Shawn Pyfrom has stated that he has received many letters from gay teens who have been encouraged by Andrew's ease with his sexuality as one of the few secure and confident LGBT teenage characters on television. Marc Cherry has expressed bemusement at this, saying, "to young people, Andrew is something of a role model which is a little appalling to me because he's something of a sociopath!" However, Pyfrom commented that he saw this as a good thing:

I think what's great about Andrew is that they developed him as this bastard teenager who is terrible to his mother, hits old ladies with his car, and also happens to be gay. They don't make him this typical weak gay character, and I think that's good because it's saying that even if you're gay, you can still be strong and confident.

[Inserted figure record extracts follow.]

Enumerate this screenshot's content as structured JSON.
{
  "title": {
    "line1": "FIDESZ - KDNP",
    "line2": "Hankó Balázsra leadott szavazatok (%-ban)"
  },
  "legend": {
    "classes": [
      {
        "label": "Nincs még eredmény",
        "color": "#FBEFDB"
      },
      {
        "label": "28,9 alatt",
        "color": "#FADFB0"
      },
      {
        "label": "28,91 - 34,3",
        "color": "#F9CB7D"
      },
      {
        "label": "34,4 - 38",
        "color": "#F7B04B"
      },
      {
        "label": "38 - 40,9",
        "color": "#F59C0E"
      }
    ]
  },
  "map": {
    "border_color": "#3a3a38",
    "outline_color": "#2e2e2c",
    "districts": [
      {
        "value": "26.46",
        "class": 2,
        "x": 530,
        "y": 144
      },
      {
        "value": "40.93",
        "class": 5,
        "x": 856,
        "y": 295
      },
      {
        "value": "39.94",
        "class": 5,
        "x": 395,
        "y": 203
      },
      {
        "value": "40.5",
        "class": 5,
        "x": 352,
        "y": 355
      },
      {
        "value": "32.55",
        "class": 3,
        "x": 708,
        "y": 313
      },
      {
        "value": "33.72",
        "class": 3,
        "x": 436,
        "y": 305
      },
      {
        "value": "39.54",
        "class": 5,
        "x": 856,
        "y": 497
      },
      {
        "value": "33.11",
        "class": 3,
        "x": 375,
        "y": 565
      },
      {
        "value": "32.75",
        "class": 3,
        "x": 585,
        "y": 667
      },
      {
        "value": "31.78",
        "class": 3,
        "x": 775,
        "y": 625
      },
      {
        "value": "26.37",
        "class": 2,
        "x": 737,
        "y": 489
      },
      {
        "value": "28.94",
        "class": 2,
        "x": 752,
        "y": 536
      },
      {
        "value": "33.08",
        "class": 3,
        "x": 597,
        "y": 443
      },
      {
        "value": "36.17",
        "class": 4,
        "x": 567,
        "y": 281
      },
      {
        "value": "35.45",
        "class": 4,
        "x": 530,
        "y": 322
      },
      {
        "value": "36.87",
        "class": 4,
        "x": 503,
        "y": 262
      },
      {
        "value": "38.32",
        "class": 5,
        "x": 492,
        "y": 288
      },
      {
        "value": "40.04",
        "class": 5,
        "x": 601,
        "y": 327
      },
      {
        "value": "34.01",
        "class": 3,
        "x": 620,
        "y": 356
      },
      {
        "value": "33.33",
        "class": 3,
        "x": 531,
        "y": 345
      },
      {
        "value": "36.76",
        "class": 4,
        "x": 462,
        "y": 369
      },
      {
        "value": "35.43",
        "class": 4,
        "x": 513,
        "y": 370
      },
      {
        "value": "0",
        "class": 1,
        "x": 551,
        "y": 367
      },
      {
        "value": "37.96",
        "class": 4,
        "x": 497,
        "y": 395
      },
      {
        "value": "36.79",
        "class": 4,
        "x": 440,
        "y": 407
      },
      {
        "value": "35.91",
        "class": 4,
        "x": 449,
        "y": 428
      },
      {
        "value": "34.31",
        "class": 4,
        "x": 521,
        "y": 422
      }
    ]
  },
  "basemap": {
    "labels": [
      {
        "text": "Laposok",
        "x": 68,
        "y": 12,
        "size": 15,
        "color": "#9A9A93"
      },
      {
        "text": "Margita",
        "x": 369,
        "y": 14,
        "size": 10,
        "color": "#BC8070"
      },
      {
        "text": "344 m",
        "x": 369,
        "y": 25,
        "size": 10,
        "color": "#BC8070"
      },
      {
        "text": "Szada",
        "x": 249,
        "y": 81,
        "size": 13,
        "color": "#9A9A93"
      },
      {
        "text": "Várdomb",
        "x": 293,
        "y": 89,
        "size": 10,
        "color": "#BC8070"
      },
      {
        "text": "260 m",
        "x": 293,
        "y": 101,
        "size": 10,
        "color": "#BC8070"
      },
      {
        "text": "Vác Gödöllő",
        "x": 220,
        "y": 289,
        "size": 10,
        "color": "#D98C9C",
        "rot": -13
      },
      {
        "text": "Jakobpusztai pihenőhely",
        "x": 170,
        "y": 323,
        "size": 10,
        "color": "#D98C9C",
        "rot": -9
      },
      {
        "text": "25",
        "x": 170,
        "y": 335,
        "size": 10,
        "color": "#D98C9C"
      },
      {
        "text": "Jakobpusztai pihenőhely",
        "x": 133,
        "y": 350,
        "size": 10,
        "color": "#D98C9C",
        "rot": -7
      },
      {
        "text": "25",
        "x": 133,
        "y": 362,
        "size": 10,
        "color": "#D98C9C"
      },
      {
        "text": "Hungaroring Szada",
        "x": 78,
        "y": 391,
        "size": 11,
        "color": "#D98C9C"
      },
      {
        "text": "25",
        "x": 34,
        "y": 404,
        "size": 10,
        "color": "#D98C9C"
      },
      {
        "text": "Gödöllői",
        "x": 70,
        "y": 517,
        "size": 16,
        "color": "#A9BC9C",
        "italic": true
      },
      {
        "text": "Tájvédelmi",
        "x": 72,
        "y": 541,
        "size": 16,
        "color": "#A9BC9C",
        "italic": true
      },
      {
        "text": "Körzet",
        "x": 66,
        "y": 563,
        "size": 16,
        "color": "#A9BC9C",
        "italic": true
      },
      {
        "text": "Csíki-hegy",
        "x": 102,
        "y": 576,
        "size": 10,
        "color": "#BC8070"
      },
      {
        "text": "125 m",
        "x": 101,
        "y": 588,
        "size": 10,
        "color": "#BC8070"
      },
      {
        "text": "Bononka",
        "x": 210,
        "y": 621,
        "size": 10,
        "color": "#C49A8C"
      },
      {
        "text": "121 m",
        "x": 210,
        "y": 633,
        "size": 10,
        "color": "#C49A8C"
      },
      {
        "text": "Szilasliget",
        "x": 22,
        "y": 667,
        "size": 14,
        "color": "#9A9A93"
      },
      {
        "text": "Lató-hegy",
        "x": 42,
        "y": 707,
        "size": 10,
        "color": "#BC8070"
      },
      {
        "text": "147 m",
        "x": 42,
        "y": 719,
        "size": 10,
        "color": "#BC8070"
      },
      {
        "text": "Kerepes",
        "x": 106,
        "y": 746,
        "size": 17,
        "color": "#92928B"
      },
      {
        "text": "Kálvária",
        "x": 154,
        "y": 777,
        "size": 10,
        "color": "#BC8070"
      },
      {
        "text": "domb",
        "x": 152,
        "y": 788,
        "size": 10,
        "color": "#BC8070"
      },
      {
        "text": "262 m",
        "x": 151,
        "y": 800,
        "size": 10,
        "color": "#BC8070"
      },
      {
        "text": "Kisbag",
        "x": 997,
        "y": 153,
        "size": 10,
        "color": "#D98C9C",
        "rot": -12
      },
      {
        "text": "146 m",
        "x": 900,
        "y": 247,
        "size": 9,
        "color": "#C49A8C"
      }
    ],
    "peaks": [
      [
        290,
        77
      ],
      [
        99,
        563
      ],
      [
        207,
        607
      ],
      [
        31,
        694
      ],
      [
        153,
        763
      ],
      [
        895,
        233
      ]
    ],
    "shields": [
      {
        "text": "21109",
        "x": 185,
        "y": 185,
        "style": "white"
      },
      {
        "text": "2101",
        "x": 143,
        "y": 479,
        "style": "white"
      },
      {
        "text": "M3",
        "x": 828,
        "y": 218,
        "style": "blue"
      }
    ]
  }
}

Andrew's relentless torment of his mother and other devious exploits have been negatively received by critics, with one declaring him a "Class-A jerk". The Parent's Television Council named "I Know Things Now" as their "Worst Episode of the Week", in part due to Andrew's seduction of Bree's boyfriend. However, his improved behavior and deep love for his mother in Season 3 has also disappointed some critics, with one saying "if he has any lines at all, he's a little angel...as if he's become something of a Stepford son!"